Using lumbar 5 (L5) dorsal root rhizotomy-bearing rats, we examined the extent to which L5 spinal nerve lesion (SNL)-induced mechanical hyperalgesia was governed by two peripheral components, that is Wallerian degeneration (WD) and peripherally-propagating injury discharge (PID). The contribution of WD to SNL-induced hyperalgesia was studied by excluding PID with lidocaine treatment that blocked nerve conduction temporarily, but completely at the time of injury, whereas PID was examined separately by using brief tetanic electrical stimulation of the spinal nerve mimicking PID. Following the disappearance of L5 rhizotomy-induced transient hyperalgesia, L5 SNL resulted in long-lasting mechanical hyperalgesia as early as one day post-SNL despite a PID block, highlighting the role of WD. In a comparative experiment, a delayed onset of hyperalgesia (7 days) was measured in L3 rhizotomy-bearing rats following L3 SNL with a PID block, in which injured fiber (L3) was separated from intact fibers (L4 and L5) anatomically until they meet at the peripheral terminals, supporting the importance of interactions between degenerating and adjacent intact fibers for WD-induced hyperalgesia.
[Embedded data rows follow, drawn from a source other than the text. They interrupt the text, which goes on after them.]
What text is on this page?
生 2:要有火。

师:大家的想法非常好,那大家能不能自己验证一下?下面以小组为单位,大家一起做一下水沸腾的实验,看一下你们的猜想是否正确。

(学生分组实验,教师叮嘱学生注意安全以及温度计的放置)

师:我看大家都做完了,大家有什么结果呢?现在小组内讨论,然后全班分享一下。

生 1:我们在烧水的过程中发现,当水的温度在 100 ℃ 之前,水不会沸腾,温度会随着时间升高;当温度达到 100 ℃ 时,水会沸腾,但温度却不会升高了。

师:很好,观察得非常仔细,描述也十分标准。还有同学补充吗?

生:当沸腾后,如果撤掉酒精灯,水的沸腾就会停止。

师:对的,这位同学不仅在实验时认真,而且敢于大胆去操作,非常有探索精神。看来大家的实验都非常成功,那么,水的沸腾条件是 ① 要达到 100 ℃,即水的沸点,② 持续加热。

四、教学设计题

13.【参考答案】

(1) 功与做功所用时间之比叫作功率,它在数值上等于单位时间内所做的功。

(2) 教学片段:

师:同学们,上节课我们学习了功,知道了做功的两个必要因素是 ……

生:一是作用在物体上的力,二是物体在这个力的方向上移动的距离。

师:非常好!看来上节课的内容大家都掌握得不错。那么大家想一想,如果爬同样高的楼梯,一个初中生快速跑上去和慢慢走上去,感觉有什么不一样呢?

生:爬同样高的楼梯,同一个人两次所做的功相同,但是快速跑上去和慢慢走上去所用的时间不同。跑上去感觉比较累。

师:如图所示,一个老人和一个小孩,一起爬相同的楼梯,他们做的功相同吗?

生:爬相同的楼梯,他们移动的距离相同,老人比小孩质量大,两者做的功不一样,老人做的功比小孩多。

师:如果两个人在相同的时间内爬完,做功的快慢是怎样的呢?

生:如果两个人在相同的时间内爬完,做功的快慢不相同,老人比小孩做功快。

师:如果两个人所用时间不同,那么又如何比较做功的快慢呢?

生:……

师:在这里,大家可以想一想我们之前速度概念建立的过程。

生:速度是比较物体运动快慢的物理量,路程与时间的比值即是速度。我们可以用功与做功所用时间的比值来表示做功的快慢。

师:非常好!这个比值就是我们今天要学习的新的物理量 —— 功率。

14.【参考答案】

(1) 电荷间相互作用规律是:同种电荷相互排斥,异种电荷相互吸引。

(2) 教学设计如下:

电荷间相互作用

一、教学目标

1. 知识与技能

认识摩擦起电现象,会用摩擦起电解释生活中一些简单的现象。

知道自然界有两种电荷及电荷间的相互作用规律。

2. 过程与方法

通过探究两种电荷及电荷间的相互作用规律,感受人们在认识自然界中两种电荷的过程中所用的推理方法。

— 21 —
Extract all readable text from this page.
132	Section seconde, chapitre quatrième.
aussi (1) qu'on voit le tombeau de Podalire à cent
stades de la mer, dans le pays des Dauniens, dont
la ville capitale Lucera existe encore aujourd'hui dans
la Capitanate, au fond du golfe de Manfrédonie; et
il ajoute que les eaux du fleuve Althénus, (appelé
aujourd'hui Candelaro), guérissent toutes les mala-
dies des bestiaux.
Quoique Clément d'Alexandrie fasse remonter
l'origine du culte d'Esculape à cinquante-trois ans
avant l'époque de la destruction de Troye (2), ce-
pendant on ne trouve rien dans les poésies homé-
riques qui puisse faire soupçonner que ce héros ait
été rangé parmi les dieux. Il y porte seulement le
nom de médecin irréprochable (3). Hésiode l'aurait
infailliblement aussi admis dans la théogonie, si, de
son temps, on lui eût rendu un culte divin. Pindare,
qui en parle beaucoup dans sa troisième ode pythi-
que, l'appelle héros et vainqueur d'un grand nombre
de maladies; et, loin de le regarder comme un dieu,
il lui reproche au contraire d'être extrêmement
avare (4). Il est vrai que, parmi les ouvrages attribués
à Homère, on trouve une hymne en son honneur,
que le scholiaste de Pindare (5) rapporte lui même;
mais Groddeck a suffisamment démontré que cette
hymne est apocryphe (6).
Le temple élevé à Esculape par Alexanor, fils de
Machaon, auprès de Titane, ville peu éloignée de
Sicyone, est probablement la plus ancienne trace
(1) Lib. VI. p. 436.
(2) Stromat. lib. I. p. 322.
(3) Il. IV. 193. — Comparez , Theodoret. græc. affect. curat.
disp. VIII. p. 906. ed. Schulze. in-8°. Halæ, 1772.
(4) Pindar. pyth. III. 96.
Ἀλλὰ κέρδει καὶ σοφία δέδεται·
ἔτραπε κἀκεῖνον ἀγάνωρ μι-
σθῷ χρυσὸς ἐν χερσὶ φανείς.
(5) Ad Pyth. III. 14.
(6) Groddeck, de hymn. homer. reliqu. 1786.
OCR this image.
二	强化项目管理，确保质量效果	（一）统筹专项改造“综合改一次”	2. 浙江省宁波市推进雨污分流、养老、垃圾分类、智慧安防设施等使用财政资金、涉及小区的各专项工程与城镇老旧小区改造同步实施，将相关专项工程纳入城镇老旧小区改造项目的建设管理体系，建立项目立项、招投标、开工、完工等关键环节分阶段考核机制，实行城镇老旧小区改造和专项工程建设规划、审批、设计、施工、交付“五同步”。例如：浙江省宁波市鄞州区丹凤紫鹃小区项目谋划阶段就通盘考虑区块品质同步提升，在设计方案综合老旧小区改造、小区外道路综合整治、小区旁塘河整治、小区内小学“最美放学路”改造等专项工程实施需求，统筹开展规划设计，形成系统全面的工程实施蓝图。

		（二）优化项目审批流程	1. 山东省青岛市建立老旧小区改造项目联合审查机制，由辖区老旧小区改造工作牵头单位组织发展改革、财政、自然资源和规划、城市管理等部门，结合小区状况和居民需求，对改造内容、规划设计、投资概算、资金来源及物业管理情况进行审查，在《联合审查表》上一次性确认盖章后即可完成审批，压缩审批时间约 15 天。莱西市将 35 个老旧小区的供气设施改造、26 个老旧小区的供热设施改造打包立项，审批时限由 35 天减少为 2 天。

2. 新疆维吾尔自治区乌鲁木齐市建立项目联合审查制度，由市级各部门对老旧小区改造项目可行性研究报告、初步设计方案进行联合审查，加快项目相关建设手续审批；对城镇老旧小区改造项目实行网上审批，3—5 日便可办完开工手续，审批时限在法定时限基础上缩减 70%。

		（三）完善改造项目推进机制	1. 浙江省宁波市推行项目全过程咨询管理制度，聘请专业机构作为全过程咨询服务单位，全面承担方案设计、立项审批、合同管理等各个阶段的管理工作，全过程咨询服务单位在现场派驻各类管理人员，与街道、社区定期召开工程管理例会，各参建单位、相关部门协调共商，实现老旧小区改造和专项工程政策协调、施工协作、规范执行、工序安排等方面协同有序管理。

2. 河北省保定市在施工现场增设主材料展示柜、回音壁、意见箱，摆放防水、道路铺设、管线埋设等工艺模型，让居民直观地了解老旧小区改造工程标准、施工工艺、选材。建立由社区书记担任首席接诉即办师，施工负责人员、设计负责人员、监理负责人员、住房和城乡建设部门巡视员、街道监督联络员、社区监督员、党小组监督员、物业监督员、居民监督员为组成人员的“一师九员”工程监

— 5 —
Tetanic electrical stimulation of decentralized L5 spinal nerve resulted in mechanical hyperalgesia developing within 1 day and persisting for 7 days. This hyperalgesia was prevented by lidocaine blockade of the L5 nerve, and was unaffected by lidocaine blockades of the central inputs from L3 and L4 fibers during L5 nerve stimulation, suggesting the mediation of PID-induced hyperalgesia by sensitization, not activation, of peripheral terminals of adjacent intact afferents. The similar hyperalgesia was also observed following electrical stimulation of decentralized L3 spinal nerve. Prior elimination of L4 C-fibers by local capsaicin prevented hyperalgesia induced either by L5 SNL with a PID block or by L5 nerve stimulation. These results suggest that neighboring C-afferents remaining intact after partial nerve injury play a critical role in the development of mechanical hyperalgesia through interaction with degenerating afferents, and also via peripheral sensitization by PID.